Havanese are a non-shedding, hypoallergenic breed, but they do require regular grooming. They will need to be taken to the groomers or cut at home every few weeks (unless you choose to keep their hair long, which requires daily brushing). They will also need a bath every couple of weeks or more, depending on the season and how dirty they get. I personally love Chris Christensen grooming products, which can be ordered online from Wheatley Wares. (Wheatley Wares store is located in Ancaster, Ontario). The tear-free shampoo is great for puppies. You will also need a hair brush, nail clippers, and a toothbrush. If you intend on having a professional groomer groom your dog, it’s a good idea to book early as, in my area at least, they are booking several months in advance. If you plan on grooming your own dog, you can get some good tips from the book “From Nose to Tail” off the Havanese Fanciers of Canada website. http://www.havanesefanciers.com/Hav101_bookreviews%20
Your puppy will be pretty small still when they head home. The RC Pets collar in size xs should fit them (you can get them at Rens Pets) or something of a similar size. Some people prefer harnesses to collars, and if your puppy is prone to pulling on a leash, a harness can be preferable. The JettaJacks Fluid Motion Harness is an excellent brand. They would likely start in the smallest size available and grow from there. I’ve also heard good things about the Rogz fast-fit harnesses for cats (a good transitional harness for when they are still tiny puppies).

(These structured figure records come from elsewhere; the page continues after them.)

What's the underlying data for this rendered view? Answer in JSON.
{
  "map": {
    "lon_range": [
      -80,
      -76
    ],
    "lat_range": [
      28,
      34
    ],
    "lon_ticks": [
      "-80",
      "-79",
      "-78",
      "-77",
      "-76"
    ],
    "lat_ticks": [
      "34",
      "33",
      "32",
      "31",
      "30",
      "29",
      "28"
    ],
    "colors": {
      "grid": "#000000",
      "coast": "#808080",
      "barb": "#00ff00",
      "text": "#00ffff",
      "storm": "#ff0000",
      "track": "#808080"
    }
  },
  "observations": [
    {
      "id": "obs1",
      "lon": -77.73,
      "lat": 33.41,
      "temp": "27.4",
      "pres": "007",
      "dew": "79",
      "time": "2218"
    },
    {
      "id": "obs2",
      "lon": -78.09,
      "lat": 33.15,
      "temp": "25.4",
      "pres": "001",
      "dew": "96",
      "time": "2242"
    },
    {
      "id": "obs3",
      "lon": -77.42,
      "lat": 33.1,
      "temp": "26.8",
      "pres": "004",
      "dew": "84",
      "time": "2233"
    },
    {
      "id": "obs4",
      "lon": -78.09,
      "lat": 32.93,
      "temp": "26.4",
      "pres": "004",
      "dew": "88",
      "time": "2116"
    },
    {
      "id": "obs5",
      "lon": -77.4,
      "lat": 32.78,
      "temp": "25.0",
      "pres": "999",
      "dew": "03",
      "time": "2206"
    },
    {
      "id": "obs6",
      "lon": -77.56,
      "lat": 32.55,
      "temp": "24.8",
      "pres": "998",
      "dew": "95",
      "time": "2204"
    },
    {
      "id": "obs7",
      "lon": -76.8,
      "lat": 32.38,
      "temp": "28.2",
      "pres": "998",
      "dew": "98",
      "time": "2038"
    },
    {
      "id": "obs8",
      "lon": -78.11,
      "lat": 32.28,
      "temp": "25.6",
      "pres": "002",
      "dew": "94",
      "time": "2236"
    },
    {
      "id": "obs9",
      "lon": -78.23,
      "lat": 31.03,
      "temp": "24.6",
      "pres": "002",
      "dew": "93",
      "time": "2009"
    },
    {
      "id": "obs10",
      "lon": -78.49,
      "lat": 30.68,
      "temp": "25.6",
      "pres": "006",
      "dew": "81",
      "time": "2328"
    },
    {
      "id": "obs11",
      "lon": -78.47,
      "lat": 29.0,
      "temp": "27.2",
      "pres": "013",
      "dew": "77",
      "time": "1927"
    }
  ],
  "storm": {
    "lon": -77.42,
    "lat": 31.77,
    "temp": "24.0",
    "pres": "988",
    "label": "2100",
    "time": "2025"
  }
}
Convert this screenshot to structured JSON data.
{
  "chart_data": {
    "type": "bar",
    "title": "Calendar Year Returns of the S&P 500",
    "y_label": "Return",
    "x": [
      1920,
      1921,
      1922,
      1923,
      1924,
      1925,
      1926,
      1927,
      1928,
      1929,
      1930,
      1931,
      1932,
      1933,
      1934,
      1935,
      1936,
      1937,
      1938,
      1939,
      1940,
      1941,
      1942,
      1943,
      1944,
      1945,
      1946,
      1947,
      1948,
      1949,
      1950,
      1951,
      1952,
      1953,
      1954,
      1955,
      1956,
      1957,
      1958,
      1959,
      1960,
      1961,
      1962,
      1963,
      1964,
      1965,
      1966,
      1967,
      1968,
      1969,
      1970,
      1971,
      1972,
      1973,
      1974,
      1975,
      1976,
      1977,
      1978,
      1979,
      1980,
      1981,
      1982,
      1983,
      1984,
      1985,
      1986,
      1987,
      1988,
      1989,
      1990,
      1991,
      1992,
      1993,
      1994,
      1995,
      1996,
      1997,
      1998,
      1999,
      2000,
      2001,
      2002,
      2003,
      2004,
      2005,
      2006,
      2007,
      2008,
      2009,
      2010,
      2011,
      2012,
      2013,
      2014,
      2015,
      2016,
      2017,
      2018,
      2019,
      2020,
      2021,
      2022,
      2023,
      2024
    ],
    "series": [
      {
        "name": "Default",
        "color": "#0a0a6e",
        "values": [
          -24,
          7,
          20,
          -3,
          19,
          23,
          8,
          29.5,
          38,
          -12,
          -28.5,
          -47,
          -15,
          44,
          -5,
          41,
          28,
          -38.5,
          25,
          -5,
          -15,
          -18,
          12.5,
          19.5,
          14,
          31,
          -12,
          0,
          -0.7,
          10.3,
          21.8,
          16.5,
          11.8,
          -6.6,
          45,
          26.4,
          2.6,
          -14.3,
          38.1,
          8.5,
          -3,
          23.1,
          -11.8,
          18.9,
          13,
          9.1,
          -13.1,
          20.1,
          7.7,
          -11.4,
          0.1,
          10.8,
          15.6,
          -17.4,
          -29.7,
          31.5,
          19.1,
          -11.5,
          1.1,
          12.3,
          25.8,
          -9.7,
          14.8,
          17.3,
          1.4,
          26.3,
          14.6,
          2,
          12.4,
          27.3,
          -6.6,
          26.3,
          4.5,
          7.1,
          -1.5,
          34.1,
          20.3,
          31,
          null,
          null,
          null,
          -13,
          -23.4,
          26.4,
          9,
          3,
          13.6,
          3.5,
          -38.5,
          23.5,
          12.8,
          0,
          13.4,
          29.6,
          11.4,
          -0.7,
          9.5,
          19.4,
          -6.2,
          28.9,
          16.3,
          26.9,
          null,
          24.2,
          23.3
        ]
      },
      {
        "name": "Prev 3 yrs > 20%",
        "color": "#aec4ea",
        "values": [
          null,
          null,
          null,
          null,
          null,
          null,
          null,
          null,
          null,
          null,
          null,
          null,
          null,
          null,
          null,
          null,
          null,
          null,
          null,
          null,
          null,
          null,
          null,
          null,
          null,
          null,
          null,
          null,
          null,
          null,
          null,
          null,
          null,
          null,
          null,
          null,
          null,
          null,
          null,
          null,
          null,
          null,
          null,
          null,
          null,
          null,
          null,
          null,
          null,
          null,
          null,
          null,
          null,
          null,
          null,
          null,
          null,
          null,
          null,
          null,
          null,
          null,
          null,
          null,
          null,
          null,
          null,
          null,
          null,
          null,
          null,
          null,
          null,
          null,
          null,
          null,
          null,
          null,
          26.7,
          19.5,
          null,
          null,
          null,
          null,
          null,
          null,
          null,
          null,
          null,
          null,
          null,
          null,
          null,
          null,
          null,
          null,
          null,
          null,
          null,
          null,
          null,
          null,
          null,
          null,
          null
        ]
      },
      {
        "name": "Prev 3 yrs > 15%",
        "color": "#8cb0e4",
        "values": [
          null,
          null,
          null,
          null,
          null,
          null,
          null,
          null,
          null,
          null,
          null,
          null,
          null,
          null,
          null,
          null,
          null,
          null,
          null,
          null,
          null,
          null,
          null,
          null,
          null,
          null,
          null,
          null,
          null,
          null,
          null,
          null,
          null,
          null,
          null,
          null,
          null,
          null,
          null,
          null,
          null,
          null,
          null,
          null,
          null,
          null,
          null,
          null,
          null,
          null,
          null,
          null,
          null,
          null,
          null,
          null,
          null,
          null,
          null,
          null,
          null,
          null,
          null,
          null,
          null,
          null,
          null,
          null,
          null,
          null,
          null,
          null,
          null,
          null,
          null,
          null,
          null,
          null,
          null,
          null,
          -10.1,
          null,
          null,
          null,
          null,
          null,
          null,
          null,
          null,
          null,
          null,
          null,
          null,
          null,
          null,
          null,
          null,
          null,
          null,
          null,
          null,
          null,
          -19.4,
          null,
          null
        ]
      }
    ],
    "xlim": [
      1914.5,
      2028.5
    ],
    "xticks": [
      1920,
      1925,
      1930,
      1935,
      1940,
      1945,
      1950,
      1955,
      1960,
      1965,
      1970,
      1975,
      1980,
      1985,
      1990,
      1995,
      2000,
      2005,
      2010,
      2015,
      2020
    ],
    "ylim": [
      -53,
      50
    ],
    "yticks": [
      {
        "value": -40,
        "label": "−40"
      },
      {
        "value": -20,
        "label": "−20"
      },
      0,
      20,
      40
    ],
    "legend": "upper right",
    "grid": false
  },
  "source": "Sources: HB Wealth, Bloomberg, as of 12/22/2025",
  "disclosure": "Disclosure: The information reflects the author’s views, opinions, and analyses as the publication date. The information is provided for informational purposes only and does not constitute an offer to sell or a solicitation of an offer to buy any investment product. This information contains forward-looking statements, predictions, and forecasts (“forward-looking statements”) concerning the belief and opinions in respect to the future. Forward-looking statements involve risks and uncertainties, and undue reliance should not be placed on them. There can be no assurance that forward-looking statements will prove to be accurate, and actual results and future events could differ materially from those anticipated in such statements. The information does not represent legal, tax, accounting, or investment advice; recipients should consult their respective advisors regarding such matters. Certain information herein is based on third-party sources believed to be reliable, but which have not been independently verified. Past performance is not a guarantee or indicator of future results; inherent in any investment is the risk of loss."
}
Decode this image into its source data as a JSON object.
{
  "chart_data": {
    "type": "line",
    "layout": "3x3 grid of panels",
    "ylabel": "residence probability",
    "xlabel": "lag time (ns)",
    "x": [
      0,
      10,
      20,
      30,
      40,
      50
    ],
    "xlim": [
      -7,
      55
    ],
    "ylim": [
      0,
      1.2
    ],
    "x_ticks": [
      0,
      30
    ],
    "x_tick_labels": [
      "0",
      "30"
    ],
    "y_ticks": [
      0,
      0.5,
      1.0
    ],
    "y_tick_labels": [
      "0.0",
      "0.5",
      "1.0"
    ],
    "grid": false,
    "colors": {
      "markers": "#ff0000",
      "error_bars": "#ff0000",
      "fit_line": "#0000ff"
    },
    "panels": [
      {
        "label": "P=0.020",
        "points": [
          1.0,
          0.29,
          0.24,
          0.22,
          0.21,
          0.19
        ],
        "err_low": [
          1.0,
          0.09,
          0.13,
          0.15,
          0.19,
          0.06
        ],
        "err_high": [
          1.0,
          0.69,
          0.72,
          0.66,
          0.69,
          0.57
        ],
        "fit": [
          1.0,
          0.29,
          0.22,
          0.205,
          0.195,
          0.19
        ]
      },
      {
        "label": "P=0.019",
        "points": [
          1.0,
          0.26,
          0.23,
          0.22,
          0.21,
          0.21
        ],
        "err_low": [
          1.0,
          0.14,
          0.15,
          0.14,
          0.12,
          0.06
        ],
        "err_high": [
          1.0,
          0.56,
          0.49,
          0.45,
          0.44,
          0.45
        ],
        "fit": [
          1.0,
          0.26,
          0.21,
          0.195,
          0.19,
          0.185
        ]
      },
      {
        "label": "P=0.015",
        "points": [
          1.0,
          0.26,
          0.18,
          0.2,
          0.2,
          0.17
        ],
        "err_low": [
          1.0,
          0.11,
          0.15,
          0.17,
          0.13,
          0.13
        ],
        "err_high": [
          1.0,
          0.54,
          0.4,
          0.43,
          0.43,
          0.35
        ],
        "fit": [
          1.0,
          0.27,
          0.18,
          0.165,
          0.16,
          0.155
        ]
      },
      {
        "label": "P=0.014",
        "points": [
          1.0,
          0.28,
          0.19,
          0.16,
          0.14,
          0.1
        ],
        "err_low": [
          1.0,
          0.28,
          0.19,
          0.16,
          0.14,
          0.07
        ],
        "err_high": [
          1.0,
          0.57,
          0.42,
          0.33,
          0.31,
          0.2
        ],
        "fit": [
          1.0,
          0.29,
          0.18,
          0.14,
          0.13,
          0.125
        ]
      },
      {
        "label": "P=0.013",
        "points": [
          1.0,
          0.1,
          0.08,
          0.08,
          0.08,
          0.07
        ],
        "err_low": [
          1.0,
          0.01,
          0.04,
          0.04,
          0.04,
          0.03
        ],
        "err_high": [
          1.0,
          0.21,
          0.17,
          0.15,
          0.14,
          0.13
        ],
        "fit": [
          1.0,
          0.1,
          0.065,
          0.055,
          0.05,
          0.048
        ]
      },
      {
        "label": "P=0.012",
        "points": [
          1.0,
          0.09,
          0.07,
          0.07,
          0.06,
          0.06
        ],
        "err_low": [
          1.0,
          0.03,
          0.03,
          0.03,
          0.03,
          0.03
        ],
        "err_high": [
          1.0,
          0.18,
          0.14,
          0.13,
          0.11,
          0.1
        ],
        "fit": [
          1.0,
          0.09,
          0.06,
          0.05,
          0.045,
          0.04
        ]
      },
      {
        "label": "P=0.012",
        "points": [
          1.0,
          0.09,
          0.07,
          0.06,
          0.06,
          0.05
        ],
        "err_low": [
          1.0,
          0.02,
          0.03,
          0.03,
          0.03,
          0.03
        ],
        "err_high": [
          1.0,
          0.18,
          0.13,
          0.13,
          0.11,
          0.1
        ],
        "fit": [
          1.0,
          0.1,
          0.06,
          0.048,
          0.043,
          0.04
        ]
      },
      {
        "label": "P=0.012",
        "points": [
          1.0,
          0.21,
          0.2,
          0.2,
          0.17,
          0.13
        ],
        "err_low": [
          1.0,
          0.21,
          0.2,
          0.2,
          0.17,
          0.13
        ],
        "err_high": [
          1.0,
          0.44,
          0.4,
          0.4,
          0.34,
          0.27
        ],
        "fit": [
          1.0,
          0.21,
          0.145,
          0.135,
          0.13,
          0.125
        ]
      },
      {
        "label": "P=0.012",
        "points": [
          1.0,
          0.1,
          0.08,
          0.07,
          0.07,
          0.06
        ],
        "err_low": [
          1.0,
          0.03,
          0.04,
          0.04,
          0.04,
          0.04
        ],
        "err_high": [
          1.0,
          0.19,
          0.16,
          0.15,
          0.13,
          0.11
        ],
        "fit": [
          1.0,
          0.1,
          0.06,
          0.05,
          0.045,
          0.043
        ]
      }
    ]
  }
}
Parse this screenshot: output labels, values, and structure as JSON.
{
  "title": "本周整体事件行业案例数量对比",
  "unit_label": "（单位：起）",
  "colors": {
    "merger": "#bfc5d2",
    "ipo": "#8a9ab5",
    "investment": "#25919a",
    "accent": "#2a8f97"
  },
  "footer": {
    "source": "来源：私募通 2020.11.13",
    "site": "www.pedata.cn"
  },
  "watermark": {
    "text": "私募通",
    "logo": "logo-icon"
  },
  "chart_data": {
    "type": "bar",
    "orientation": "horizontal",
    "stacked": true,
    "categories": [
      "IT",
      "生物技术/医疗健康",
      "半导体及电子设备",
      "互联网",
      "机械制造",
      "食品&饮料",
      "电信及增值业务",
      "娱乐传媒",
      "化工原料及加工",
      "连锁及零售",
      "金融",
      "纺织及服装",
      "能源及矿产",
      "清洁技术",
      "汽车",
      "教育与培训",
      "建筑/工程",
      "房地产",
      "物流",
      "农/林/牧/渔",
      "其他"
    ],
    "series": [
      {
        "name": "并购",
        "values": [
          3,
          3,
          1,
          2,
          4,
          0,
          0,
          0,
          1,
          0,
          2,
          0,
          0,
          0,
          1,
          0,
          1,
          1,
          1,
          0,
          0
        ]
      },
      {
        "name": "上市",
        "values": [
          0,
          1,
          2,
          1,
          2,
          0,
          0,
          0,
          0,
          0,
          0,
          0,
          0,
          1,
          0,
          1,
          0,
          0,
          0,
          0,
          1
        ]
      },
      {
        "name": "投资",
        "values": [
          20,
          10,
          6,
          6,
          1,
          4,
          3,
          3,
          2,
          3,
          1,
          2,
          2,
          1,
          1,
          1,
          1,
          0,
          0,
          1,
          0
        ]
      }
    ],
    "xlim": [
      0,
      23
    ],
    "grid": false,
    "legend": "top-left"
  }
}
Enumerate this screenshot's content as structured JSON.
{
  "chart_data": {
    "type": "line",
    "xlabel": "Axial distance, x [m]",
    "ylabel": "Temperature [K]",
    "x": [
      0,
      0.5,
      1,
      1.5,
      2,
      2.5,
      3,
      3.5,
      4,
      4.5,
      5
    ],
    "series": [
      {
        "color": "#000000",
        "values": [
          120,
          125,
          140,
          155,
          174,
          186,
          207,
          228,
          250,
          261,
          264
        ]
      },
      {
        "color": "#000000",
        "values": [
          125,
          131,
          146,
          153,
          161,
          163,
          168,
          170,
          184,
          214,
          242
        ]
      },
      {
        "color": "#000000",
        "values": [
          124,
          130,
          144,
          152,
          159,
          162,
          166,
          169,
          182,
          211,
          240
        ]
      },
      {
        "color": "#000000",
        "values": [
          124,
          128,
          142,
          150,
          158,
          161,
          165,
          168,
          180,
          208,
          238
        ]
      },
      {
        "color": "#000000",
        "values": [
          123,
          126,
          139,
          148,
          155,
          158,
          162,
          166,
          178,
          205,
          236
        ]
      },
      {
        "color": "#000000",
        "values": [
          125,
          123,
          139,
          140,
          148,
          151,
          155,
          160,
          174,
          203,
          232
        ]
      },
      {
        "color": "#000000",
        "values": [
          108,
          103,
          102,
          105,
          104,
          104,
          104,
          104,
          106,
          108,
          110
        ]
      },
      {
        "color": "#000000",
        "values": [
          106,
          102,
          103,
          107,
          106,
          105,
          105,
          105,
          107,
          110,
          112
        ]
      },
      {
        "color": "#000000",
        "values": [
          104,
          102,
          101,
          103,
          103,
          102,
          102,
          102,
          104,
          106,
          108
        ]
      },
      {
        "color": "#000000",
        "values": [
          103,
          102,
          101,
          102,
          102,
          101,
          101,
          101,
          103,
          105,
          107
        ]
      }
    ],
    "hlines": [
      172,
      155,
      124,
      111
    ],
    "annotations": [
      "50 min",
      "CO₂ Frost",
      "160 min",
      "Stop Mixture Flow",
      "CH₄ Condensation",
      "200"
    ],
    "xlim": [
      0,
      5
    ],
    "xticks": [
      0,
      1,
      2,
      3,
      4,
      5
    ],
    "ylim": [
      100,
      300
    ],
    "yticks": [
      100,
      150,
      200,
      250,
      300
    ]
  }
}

Hurrta is my favourite winter jacket brand. At full size they will likely be the 12” size, but will be smaller at first of course. If you live in an area where they salt the sidewalks, it’s recommended to use boots on them. Getting them used to this early on is a good idea. Some people find getting the little balloon style booties and adding a pair of socks underneath so the hair doesn’t get pulled, works the best.